CMR-based measurements of aortic pulse wave velocity and aortic distensibility in the Hamburg City Health Study population: association with cardiovascular risk factors

Katharina Alina Riedl (Hamburg)1, E. Di Carluccio (Davos)2, A. Ziegler (Davos)2, M. Hüllebrand (Berlin)3, A. Hennemuth (Berlin)3, M. Frye (Hamburg)4, P. Kaufmann (Hamburg)1, M. Hazizi (Hamburg)1, E. Cavus (Hamburg)1, J. N. Albrecht (Hamburg)1, E. Tahir (Hamburg)5, G. Adam (Hamburg)5, P. Kirchhof (Hamburg)1, S. Blankenberg (Hamburg)1, G. K. Lund (Hamburg)5, K. Müllerleile (Hamburg)6

1Universitäres Herz- und Gefäßzentrum Hamburg Klinik für Kardiologie Hamburg, Deutschland; 2Cardio-CARE AG Medizincampus Davos Davos, Schweiz; 3Deutsches Herzzentrum der Charité Institute of Computer-assisted Cardiovascular Medicine Berlin, Deutschland; 4Universitätsklinikum Hamburg-Eppendorf Institute of Clinical Chemistry and Laboratory Medicine Hamburg, Deutschland; 5Universitätsklinikum Hamburg-Eppendorf Department of Diagnostic and Interventional Radiology and Nuclear Medicine Hamburg, Deutschland; 6Kardiologische Praxis Orchideenstieg Hamburg, Deutschland

 

Background
Arterial stiffness (AS) is currently under evaluation as a marker of cardiovascular diseases. AS can be assessed non-invasively as aortic pulse wave velocity (PWV) and aortic distensibility (AD) by cardiovascular magnetic resonance (CMR) imaging. 

Methods
This analysis was based on the first 10,000 participants of the Hamburg City Health Study (HCHS).

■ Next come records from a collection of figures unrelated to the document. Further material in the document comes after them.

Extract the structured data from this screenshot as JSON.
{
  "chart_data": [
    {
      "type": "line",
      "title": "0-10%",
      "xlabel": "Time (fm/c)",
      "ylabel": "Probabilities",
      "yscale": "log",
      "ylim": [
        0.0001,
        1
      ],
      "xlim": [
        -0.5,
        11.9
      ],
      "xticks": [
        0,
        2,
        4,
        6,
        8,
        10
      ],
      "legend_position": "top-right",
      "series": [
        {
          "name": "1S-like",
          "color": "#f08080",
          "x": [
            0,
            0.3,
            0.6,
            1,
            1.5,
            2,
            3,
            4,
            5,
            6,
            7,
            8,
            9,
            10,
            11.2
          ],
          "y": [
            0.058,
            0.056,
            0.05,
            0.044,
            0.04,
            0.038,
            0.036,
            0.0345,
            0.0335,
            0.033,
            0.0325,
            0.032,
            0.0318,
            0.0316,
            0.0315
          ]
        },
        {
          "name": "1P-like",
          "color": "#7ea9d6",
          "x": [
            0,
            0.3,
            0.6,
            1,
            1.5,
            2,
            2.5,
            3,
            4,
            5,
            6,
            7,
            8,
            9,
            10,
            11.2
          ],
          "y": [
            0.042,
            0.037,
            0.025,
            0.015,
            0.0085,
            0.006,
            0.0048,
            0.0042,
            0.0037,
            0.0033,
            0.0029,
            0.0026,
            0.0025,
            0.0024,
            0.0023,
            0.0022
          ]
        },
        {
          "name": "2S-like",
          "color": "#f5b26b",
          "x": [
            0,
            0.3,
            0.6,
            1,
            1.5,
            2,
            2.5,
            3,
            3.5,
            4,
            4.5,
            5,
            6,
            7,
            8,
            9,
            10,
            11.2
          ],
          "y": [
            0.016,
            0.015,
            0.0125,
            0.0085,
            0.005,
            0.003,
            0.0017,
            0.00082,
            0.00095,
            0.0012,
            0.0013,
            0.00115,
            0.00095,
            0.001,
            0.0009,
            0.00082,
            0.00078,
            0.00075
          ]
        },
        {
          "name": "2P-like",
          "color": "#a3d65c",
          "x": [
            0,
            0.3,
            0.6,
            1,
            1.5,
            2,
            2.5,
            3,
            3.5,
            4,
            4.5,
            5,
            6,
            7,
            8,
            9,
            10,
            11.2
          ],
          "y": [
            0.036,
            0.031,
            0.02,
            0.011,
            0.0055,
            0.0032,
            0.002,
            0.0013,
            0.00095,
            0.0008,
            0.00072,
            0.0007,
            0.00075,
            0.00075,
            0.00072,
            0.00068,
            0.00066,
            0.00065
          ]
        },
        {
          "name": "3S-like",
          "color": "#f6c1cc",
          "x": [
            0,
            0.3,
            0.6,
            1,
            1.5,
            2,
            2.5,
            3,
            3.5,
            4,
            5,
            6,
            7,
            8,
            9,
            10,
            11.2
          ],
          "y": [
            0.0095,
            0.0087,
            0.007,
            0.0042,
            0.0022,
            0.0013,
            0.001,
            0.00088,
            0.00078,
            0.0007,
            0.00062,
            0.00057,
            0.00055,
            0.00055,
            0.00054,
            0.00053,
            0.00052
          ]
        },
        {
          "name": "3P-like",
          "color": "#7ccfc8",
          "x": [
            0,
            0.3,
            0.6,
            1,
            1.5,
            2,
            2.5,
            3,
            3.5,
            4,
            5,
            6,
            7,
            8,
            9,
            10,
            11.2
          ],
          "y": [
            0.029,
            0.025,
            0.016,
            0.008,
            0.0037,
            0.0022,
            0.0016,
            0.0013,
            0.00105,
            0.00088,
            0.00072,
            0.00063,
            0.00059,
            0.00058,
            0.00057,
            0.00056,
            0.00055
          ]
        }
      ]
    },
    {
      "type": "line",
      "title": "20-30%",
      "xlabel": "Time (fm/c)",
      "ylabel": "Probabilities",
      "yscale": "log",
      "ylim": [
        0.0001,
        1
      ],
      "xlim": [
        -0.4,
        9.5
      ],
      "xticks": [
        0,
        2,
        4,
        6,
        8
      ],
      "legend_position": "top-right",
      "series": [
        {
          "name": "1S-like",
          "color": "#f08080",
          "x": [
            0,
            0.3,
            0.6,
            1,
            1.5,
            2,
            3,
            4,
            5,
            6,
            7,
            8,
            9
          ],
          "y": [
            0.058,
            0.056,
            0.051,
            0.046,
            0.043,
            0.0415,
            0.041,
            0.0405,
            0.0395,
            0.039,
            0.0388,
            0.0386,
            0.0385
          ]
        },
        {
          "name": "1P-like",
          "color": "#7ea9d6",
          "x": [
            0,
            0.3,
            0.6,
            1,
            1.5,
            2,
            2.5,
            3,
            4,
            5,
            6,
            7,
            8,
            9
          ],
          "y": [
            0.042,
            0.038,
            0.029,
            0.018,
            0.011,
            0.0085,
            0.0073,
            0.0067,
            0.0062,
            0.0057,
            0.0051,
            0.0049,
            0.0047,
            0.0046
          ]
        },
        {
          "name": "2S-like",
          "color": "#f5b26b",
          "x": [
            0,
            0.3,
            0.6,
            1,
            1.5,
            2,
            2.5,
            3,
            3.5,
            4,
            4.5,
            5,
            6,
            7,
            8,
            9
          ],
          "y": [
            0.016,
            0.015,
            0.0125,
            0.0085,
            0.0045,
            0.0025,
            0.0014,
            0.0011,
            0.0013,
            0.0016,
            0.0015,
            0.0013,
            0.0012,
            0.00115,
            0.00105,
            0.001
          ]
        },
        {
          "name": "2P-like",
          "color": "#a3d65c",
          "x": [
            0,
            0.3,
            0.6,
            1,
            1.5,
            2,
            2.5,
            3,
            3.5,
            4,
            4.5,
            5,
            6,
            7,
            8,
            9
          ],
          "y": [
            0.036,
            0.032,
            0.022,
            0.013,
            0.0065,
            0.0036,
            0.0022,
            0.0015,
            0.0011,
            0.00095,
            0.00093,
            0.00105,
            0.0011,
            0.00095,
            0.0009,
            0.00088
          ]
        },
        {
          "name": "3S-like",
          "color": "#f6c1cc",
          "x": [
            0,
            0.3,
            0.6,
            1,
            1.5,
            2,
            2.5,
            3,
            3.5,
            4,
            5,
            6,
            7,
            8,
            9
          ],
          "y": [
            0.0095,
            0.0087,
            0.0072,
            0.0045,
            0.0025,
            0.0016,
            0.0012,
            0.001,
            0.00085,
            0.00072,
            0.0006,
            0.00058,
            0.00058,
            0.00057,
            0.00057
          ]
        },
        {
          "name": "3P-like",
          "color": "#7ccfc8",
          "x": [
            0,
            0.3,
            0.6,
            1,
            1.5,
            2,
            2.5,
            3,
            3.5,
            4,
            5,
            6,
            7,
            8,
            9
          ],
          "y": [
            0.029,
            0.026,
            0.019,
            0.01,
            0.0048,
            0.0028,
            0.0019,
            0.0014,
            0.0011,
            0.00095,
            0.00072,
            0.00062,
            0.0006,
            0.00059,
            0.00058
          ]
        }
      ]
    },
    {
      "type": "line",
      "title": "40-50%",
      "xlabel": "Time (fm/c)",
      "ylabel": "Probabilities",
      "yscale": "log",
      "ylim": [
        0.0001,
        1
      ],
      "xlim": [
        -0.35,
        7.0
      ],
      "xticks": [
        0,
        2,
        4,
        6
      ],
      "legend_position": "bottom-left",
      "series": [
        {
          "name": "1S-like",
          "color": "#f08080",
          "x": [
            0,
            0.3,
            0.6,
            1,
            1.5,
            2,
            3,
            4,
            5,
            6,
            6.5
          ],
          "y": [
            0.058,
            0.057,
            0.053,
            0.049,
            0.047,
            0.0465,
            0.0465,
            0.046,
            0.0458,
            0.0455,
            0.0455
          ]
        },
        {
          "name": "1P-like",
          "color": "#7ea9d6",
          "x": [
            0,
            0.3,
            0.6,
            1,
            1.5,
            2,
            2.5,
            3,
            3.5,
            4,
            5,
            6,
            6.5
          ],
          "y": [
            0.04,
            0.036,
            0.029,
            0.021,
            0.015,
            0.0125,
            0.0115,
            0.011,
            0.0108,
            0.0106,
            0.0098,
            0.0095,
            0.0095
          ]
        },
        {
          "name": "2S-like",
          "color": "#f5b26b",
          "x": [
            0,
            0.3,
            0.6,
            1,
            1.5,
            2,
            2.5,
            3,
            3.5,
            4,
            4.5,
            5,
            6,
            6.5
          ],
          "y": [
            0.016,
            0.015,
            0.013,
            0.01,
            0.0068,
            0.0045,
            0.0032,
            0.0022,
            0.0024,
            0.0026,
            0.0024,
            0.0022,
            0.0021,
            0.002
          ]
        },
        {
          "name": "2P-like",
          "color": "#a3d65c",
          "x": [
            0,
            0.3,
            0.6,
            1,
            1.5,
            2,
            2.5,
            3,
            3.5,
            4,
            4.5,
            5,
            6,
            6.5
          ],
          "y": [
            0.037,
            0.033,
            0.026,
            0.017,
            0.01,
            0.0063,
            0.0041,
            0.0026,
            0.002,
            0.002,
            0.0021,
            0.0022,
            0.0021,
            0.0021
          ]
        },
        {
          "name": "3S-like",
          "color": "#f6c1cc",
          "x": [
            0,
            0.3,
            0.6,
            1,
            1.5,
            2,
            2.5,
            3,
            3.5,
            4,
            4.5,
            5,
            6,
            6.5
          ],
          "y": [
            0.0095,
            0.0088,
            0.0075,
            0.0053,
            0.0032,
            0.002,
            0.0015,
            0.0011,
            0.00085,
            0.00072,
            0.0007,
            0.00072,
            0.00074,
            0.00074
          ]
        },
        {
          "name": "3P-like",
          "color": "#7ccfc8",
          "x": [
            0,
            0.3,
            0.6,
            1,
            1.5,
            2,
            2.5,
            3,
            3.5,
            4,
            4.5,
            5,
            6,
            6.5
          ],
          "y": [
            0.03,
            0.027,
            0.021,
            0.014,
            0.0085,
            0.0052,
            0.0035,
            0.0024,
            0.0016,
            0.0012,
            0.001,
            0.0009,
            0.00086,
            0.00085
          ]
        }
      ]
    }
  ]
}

All CMR scans for AS analysis were performed at a 3T magnetic resonance imaging (MRI) scanner (MAGNETOM Skyra, Siemens Healthcare, Erlangen, Germany). PWV and AD are quantified based on blood flow measurements in 2D phase-contrast MRI (PC-MRI) data and the centerline of the aorta in black-blood sequences (Figure 1). PWV was quantified using the 50% method and AD was quantified using the formula according to Harloff et al., 2009, in the ascending (AD AoAsc) and descending aorta (AD AoDesc). All CMR scans were analyzed by two blinded observers.  

Results and perspective
2,270 participants underwent a CMR scan. The median age of this CMR cohort was 66.50 [59.00, 72.00] and 942 (41.50%) participants were female. Intraclass correlation coefficients (ICCs) between different observers were 0.99 [0.99-0.99] for PWV, 0.97 [0.97-0.97] for AD AoAsc and 0.99 [0.99-0.99] for AD AoDesc. PWV, AD AoAsc and AD AoDesc were 5.80 [4.91, 7.19] m/s, 0.54 [0.34, 0.78] 1/(10^3*kPa) and 0.61 [0.39, 0.84] 1/(10^3*kPa) in healthy individuals without any cardiovascular risk factor (CVRF) and/or CV disease and 7.85 [6.33, 9.93] m/s, 0.38 [0.25, 0.59] 1/(10^3*kPa) and 0.41 [0.27, 0.61] 1/(10^3*kPa) in participants with at least one CVRF and/or CV disease (all p<0.001). Significant associations of PWV were found with hyperlipidemia (p<0.001, r=0.0073), atrial fibrillation (p<0.001, r=0.0286) and hypertension (p<0.001, r=0.1190); but also with smoking (p=0.003, r=0.0050) and a history of myocardial infarction (p=0.012, r=0.0164). AD AoAsc was significantly associated with atrial fibrillation (p<0.001, r=0.0885), hypertension (p<0.001, r=0.0553) and diabetes (p=0.016, r=0.0163). AD AoDesc was significantly associated with hypertension (p<0.001, r=0.0641) and BMI (p=0.043, r=0.0034).  

Conclusion
PWV and AD can be quantified by CMR 2D PC-MRI with an excellent inter-observer agreement. Higher PWV and lower AD are significantly associated with cardiovascular risk factors and diseases, in particular with hypertension.